Published: Oct 27, 2011 10:15 PM EDT
Updated: Oct 28, 2011 12:20 AM EDT

TALLAHASSEE, Fla. (AP) - As Rep. Connie Mack IV of Florida prepares to jump into a U.S. Senate race instead of seeking re-election, he is likely to become the instant front-runner - at least for now - in a Republican primary where the current field has failed to gain momentum.
    
His name alone will help move him toward the lead of a five-way race to see who will challenge Democratic Sen. Bill Nelson. His father, Connie Mack III, was a popular senator until retiring in 2001 and his great-grandfather was the legendary baseball manager and Hall of Famer Connie Mack.
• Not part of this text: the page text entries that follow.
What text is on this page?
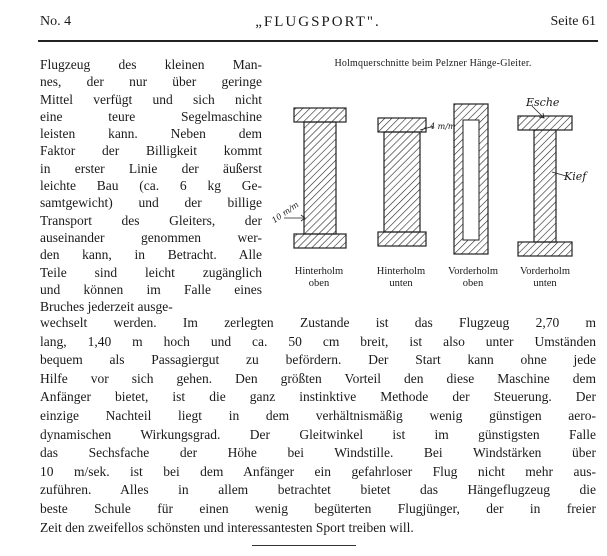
No. 4	„FLUGSPORT".	Seite 61
Flugzeug des kleinen Man-
nes, der nur über geringe
Mittel verfügt und sich nicht
eine teure Segelmaschine
leisten kann. Neben dem
Faktor der Billigkeit kommt
in erster Linie der äußerst
leichte Bau (ca. 6 kg Ge-
samtgewicht) und der billige
Transport des Gleiters, der
auseinander genommen wer-
den kann, in Betracht. Alle
Teile sind leicht zugänglich
und können im Falle eines
Bruches jederzeit ausge-
Holmquerschnitte beim Pelzner Hänge-Gleiter.
Esche
Kief
10 m/m
4 m/m
Hinterholm
oben
Hinterholm
unten
Vorderholm
oben
Vorderholm
unten
wechselt werden. Im zerlegten Zustande ist das Flugzeug 2,70 m
lang, 1,40 m hoch und ca. 50 cm breit, ist also unter Umständen
bequem als Passagiergut zu befördern. Der Start kann ohne jede
Hilfe vor sich gehen. Den größten Vorteil den diese Maschine dem
Anfänger bietet, ist die ganz instinktive Methode der Steuerung. Der
einzige Nachteil liegt in dem verhältnismäßig wenig günstigen aero-
dynamischen Wirkungsgrad. Der Gleitwinkel ist im günstigsten Falle
das Sechsfache der Höhe bei Windstille. Bei Windstärken über
10 m/sek. ist bei dem Anfänger ein gefahrloser Flug nicht mehr aus-
zuführen. Alles in allem betrachtet bietet das Hängeflugzeug die
beste Schule für einen wenig begüterten Flugjünger, der in freier
Zeit den zweifellos schönsten und interessantesten Sport treiben will.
And as a sitting congressman whose family has built a political network, he should be able to raise money.
    
"He probably enters the race as the front-runner," said Jamie Miller, a Republican consultant who served as Senate candidate Katherine Harris' campaign manager. "I'm not going to say that it's a slam dunk for Connie, but if he's able to put his ducks in a row and is committed to the race and works hard on fundraising and campaigning, Connie Mack will be a tough person to beat."
    
Strategists from both political parties believe Mack will generate excitement, at least to start, in a race that has lacked enthusiasm. A Quinnipiac University poll last month showed that 58 percent of Republicans were undecided and no candidate was favored by more than 17 percent of Republicans.
    
Mack's political spokesman David James said Thursday an official announcement is still weeks away, and for now Mack is building a team. He has nearly $350,000 in his House campaign account that he can use in a Senate race. James said Mack won't comment on the Senate run until his announcement.
    
But just the tease about him entering the race is creating a buzz.
    
"He'll probably start the race ahead in the polls because of name ID and there will be some sense that he's the inevitable guy," said Democratic strategist Steve Schale. "But it's not like he's a Jeb Bush getting in the race."
    
Schale and Miller agree that after his initial bump, he'll still have to prove he deserves the support. If not, Miller said he risks being the Senate race's version of Texas Gov. Rick Perry entering the Republican presidential primary. Perry jumped to the top of the polls as an alternative to a field that wasn't generating excitement, but quickly plummeted after poor debate performances. Similarly, Minnesota Rep. Michele Bachmann rose in the polls after winning the Ames, Iowa, straw poll and later plummeted. Herman Cain surged as Perry fell, but has since stumbled.
    
"You can kind of look to the presidential race that he's going to need to prove to voters that he deserves the (front-runner) status," Miller said.
    
Also seeking the nomination are retired Army Col. Mike McCalister, former state Rep. Adam Hasner, former Ruth's Chris Steak House CEO Craig Miller and former Sen. George LeMieux, who was appointed to serve the last 16 months of Sen. Mel Martinez' term.
    
Mack served three years in the state House representing the Fort Lauderdale area before moving back to Fort Myers and winning his congressional seat in 2004.
    
He's married to U.S. Rep. Mary Bono Mack of California, and there have been complaints that he hasn't spent enough time in his district. And while he benefits from his father's legacy, his father hasn't been in office for 10 years. The younger Mack has built a reputation as a fiscal conservative. As a member of the Foreign Affairs Committee and chairman of the Subcommittee on the Western Hemisphere, he's been an outspoken critic of Venezuelan President Hugo Chavez.
    
His opponents will criticize him for supporting embryonic stem cell research and for opposing the Arizona immigration law that is popular with many Republicans.
    
Mack announced in March that he would seek re-election instead of the Senate seat. He endorsed Senate President Mike Haridopolos, but Haridopolos has since dropped out of the race.
    
Mack reconsidered after seeing poll numbers and lackluster fundraising from the current field, Haridopolos said.
    
"There was not much interest in the Republican field," Haridopolos said. "He's what a lot of us were looking for in a candidate."
    
Sen. Marco Rubio, who won his seat last year, praised Mack and said his entry will make it a better primary.
    
"I respect him. I think he'll be a good candidate. I think he improves the field and adds to an already good field of candidates," Rubio said after an Orlando event. "His dad has done great service for our state, I'm sure that won't hurt. But he has his own identity and his own views on issues and that's what I'm sure he'll run on."